We all need an employee that will be there for us for many years, through thick and thin. Even better is an employee that can directly help us make more money, and perhaps someday do all the work for us while we focus on other things! The ultimate: the employee won’t ever talk to you, and can be monitored at all times. The last point was for you controlling types 🙂
That employee is money! When somebody says “I want my money to work for me”, it sounds like they’re at least on the right rack with intent. We can work hard all our lives, and save money without thinking of it as anything more than just that: savings. It’s a simple approach, but one that can really be costing us. Stuffing cash under the mattress is still saving, but if it’s not compounding then it’s losing purchasing value in the absence of deflation.
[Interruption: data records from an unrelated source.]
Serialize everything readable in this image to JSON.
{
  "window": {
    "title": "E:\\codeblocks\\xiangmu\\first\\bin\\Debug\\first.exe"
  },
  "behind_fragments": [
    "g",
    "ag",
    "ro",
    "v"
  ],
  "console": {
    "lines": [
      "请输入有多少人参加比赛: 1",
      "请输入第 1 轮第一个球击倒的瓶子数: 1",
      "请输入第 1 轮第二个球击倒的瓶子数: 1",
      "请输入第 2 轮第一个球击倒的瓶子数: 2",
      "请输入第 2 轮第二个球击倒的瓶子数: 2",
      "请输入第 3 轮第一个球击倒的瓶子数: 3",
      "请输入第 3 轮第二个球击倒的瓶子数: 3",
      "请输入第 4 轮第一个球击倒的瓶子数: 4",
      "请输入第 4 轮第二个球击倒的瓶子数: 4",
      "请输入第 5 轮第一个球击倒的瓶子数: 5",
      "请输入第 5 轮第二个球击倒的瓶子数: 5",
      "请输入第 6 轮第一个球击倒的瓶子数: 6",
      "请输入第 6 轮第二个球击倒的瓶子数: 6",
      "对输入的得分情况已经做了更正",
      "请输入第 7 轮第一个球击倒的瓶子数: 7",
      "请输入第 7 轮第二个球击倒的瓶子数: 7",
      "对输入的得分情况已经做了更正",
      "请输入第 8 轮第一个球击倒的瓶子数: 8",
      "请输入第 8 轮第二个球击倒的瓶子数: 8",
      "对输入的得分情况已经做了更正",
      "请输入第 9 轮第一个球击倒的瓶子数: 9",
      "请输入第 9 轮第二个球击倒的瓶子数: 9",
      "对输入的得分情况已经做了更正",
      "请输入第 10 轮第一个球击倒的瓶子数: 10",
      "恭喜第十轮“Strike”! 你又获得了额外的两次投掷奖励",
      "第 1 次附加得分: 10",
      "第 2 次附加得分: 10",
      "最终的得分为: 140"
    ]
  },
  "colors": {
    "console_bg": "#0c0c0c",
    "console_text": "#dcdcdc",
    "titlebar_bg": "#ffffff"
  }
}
Maybe one way to look at it is that you’re the CEO, and you can’t accomplish your goals by yourself. You need help, and you need the right mix of employees to help you get where you need to be with your business. Then, your business can reach its goals and you can bask in the glory of that success!
But first, you need to assemble that team of employees. In the case of personal finance, those “employees” are like investments and asset classes. Here are some things to consider:
- Don’t hire employees who all have the same skills and background. No business would do that, right? Just as a business needs some diversity in experiences, you’ll need to diversify your portfolio. In other words, using this analogy with your money, don’t pull all your eggs in one basket. Rather, practice effective asset allocation.
- Look at their work history. Just as a CEO would take a close look at a potential key new hire’s background in order to gauge potential future success, you need to look at the resume of your financial “employee” For example, if you’re looking at making an investment, analyze it to see if it’s a good fit for your portfolio. In other words, do your homework when making investment choices.
- Hire for the right business cycle. If a business is in growth mode, it can pay to take on some higher risk employees who might be fresh, full of energy and new ideas. If a business is more mature, not in all out growth mode, and has stockholders or Wall Street to placate, it might get more conservative with its hires. In other words, translating this to your investments, take more risks when starting out, and fewer risks when closer to retirement.
You get the analogy here. Just like a business leader assembles the right talent to reach success while managing risks, each can do the same with our money by managing it in a way that entails investing wisely.
Ultimately, the more we put money to work for us and the more effective we are at getting it to work hard, the less we have to work going forward. If a person had $100k earning 5%, that’s $5k per year. If that same person had $1 million earning 8%, that’s $80k per year and much less pressure on us. Which is great, because money is an employee that doesn’t feel pressure 🙂
Do you ever think about how hard your money is really working for you?